Razu pew­ne­go Ksią­żę Hen­ryk, Bro­da­tym zwany wy­pra­wił się był na łowy ze świtą swoją w pod­trzeb­nic­kie lasy. Dwo­rza­nie za­pę­dziw­szy się za turem nie­opatrz­nie, od­dzie­li­li się od Księ­cia, któ­re­mu koń zgu­biw­szy pod­ko­wę oku­lał.

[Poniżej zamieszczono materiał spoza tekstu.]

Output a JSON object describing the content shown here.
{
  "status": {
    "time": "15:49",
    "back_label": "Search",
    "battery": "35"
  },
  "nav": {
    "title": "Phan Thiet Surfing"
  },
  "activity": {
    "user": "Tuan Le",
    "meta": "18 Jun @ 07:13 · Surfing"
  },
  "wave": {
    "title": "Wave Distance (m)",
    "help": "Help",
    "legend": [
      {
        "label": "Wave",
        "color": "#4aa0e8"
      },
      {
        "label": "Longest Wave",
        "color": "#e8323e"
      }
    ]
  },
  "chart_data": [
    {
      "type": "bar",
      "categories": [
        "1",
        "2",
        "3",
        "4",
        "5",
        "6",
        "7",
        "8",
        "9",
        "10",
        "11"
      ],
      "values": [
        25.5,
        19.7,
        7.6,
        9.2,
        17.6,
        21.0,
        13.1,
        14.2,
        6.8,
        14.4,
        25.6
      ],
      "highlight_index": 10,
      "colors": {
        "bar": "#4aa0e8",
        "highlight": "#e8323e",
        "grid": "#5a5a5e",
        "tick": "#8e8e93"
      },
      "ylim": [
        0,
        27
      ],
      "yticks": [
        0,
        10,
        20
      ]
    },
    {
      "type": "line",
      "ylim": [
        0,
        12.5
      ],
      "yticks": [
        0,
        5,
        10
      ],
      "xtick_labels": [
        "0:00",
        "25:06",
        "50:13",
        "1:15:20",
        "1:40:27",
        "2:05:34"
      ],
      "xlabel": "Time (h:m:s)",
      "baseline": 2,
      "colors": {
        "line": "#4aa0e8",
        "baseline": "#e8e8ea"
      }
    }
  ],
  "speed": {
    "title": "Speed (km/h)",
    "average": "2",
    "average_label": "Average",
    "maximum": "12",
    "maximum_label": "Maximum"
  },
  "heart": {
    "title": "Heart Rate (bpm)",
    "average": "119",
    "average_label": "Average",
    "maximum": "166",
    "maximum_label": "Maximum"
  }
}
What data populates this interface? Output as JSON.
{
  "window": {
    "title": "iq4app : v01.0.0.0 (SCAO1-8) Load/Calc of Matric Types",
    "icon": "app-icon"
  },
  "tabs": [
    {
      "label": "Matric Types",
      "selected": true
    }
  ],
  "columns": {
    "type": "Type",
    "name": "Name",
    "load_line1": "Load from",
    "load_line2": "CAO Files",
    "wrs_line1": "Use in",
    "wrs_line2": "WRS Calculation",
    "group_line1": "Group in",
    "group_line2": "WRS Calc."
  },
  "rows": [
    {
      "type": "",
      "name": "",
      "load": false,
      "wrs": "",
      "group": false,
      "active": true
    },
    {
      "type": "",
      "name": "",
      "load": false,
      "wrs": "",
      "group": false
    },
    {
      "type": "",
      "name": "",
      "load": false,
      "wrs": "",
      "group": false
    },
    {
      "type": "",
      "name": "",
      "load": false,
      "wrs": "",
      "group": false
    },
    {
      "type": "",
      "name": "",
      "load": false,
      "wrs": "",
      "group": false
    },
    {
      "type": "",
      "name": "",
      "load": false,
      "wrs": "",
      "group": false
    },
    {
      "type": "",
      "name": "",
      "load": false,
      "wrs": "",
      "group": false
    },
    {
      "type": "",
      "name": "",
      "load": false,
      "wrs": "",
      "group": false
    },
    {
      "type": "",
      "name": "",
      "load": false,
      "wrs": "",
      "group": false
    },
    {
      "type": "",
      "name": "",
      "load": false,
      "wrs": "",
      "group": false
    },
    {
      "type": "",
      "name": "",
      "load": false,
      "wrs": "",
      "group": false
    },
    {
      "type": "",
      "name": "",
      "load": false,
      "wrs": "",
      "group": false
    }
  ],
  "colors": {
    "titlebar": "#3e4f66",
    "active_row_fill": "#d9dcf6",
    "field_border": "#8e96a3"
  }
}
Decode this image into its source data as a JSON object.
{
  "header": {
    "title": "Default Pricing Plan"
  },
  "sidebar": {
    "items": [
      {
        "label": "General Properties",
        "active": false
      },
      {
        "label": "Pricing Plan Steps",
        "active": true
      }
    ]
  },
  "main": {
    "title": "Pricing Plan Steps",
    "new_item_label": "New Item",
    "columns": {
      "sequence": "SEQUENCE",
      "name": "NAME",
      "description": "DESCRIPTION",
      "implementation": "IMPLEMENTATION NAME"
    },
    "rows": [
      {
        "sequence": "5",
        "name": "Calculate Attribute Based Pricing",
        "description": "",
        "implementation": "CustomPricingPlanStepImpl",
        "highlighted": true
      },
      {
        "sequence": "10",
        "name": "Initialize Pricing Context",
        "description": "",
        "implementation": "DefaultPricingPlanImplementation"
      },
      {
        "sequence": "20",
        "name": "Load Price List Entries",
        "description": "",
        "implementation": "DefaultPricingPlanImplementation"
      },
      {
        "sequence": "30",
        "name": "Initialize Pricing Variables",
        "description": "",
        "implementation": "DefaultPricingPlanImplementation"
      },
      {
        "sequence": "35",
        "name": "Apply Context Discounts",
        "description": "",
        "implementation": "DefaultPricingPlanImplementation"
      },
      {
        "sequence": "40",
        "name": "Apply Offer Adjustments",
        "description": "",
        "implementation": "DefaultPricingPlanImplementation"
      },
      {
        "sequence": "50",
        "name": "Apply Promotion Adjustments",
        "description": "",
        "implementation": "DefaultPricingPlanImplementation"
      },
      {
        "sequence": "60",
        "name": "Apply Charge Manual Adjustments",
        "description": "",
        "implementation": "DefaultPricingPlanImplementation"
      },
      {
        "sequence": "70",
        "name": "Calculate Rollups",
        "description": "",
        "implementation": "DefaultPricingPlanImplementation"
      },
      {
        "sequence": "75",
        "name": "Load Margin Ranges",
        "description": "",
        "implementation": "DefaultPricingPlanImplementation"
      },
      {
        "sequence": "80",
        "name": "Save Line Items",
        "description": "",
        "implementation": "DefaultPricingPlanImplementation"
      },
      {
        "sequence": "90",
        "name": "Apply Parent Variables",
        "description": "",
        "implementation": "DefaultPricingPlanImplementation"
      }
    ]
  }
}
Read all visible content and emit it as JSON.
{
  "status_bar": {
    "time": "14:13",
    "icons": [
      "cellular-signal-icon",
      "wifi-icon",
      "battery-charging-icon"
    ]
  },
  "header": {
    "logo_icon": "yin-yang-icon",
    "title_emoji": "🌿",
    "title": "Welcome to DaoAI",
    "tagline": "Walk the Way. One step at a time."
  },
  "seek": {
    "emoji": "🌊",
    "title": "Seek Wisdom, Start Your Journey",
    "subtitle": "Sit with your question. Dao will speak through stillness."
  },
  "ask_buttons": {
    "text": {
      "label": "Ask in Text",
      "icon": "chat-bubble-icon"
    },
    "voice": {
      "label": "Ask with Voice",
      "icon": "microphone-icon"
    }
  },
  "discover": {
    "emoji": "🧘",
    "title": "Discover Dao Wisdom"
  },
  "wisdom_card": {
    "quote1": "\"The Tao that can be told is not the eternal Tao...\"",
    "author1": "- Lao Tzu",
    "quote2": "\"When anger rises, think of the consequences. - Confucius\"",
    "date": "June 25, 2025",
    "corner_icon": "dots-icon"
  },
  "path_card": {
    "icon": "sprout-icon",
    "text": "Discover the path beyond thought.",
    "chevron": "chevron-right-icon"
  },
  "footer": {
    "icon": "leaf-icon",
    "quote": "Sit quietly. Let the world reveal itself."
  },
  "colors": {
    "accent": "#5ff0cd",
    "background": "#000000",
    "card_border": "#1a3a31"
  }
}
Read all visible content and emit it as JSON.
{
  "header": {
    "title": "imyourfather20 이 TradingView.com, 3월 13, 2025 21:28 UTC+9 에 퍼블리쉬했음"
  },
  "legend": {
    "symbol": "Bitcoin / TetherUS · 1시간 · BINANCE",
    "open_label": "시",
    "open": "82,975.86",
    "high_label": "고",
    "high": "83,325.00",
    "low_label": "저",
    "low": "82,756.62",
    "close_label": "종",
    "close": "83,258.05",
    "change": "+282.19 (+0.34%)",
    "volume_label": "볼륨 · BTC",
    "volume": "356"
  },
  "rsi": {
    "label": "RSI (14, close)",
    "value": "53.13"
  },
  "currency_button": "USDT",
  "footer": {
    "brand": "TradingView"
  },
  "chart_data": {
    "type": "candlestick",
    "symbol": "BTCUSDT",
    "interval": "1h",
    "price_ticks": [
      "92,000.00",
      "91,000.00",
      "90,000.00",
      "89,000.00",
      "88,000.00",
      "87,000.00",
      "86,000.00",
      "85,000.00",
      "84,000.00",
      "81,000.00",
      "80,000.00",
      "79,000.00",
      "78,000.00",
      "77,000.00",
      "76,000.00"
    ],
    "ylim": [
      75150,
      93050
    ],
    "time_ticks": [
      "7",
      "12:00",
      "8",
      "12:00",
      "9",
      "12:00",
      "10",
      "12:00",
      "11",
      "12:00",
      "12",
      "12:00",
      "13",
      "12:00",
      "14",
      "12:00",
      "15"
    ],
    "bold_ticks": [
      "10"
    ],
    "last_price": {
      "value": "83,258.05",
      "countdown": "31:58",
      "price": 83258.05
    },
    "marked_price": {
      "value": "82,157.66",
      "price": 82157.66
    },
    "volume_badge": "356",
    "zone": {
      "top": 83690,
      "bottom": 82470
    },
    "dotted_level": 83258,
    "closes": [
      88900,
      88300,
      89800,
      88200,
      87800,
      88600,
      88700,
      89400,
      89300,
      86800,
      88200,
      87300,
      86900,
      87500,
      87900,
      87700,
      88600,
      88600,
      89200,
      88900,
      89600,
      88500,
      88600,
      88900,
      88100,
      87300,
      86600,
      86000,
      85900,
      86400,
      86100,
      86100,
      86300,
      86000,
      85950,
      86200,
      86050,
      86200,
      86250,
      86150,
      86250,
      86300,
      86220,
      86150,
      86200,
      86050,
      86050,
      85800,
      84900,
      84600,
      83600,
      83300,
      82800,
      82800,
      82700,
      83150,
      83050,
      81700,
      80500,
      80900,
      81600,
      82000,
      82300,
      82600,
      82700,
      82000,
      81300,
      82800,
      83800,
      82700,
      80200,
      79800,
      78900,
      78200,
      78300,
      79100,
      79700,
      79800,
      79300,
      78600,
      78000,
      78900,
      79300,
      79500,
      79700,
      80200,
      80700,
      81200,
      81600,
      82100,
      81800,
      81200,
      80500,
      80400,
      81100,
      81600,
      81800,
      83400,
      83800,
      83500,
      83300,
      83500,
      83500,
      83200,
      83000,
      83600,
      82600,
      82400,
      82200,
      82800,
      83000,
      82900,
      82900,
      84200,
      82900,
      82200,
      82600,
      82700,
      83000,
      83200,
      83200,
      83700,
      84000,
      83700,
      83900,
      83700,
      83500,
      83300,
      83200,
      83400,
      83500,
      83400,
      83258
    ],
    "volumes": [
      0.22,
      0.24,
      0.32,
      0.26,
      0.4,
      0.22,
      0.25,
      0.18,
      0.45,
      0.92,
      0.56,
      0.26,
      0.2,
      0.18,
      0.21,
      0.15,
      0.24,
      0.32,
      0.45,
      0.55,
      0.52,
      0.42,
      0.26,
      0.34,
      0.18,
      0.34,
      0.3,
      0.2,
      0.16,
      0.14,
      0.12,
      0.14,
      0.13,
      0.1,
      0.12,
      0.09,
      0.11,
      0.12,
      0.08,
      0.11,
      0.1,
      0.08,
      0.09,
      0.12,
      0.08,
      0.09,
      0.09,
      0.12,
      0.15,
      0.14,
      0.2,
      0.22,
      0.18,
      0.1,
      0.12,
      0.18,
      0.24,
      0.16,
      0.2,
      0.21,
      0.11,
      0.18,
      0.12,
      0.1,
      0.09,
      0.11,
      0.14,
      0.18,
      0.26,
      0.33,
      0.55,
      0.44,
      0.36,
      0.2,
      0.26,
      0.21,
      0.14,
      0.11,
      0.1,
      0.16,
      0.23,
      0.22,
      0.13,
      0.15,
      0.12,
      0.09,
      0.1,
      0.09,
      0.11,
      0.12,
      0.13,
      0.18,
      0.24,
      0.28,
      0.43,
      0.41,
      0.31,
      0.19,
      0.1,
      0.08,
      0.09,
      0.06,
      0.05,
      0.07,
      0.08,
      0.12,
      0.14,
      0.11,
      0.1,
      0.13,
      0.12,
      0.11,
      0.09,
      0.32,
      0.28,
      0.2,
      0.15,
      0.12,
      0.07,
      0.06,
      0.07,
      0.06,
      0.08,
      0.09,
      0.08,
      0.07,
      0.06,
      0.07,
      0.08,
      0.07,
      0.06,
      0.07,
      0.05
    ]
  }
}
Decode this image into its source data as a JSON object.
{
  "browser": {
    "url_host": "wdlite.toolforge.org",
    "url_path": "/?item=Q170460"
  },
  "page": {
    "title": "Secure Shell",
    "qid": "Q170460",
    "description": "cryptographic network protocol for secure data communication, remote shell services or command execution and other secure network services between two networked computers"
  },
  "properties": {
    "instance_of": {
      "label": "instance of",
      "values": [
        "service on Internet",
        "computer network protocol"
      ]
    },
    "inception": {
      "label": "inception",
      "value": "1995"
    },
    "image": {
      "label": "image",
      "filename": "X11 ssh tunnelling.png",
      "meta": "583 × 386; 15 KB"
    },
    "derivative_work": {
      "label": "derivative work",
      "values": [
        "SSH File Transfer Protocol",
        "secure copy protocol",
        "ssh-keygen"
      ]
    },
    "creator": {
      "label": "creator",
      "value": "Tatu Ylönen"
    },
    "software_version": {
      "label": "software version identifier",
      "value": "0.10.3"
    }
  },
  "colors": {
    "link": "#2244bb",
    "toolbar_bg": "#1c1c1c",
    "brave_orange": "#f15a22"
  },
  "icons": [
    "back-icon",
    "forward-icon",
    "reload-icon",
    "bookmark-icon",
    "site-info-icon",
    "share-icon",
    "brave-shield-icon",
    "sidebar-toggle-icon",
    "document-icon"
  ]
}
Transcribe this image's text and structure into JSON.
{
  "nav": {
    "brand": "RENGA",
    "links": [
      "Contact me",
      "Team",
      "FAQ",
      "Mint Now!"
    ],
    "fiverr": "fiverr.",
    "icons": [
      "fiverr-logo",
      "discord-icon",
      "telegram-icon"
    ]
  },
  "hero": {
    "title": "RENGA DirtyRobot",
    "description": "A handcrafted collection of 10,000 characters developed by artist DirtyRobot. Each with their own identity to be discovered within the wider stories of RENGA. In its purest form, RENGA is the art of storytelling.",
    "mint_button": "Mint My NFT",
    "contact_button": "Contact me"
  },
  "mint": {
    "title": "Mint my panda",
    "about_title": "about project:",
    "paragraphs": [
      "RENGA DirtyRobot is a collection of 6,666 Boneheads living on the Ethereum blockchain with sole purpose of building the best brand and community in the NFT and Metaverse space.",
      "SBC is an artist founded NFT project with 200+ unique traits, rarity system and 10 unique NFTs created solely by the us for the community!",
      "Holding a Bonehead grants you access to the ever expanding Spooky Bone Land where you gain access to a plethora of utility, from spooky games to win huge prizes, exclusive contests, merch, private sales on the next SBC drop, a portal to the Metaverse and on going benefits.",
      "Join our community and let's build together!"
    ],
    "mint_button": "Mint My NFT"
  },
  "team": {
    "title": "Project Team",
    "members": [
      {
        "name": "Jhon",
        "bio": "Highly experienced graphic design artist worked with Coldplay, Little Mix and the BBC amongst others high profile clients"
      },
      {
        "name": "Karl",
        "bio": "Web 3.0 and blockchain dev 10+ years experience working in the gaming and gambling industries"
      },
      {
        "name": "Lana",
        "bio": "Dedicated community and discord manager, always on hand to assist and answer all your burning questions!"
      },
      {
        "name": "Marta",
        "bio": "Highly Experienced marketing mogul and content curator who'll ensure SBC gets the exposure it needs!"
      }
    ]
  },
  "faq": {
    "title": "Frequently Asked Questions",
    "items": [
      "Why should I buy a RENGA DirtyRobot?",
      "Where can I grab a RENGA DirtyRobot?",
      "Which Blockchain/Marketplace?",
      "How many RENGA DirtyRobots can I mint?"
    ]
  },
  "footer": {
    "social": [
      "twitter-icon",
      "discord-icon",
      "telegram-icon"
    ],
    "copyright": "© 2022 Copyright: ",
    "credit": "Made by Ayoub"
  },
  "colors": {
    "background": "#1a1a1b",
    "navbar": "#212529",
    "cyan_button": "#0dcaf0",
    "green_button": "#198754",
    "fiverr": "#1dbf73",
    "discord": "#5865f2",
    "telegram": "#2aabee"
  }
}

Spra­gnio­ny i głod­ny Ksią­żę wlókł się przez gęsty las, pro­wa­dząc za sobą oku­la­łe­go konia. Owóż nagle na­tra­fił w gąsz­czu na małą kuź­nię nad sta­wem po­bu­do­wa­ną, gdzie Ksią­żę po­pro­sił o popas. Kuź­ni­czy­cha w cza­sie gdy jej mąż kowal pod­ku­wał ksią­żę­ce­go konia, na­po­iła Księ­cia i ura­czy­ła na­pręd­ce uwa­rzo­ną po­tra­wą. Było to sie­ka­ne mięso za­wi­nię­te w li­ście po­krzy­wy ro­sną­cej za oknem chaty, udu­szo­ne w cze­re­śniach z po­bli­skie­go sadu, okra­szo­ne mio­dem z wła­snej barci i ob­fi­cie za­pra­wio­ne tu­rec­kim pie­przem od kup­ców arab­skich na­by­tym. Ksią­żę jadł, gło­śno chwa­ląc smak po­tra­wy i czę­sto do michy do­bie­ra­jąc no­wych por­cji.
Po­dzię­ko­waw­szy, Ksią­żę w na­gro­dę za pomoc i iście kró­lew­skie po­trak­to­wa­nie nadał osa­dzie licz­ne przy­wi­le­je, herb i nazwę – Kuź­ni­czy­sko.

Po szczę­śli­wym po­wro­cie do Trzeb­ni­cy, Ksią­żę wy­pra­wił ucztę, na któ­rej po­tra­wa zwana odtąd „za­wi­ja­sy kuź­ni­czy­skie” przo­do­wa­ła na sto­łach bie­siad­nych, wzbu­dza­jąc za­chwyt i po­dziw dla umie­jęt­no­ści ku­char­skich pro­stej żony ko­wa­la.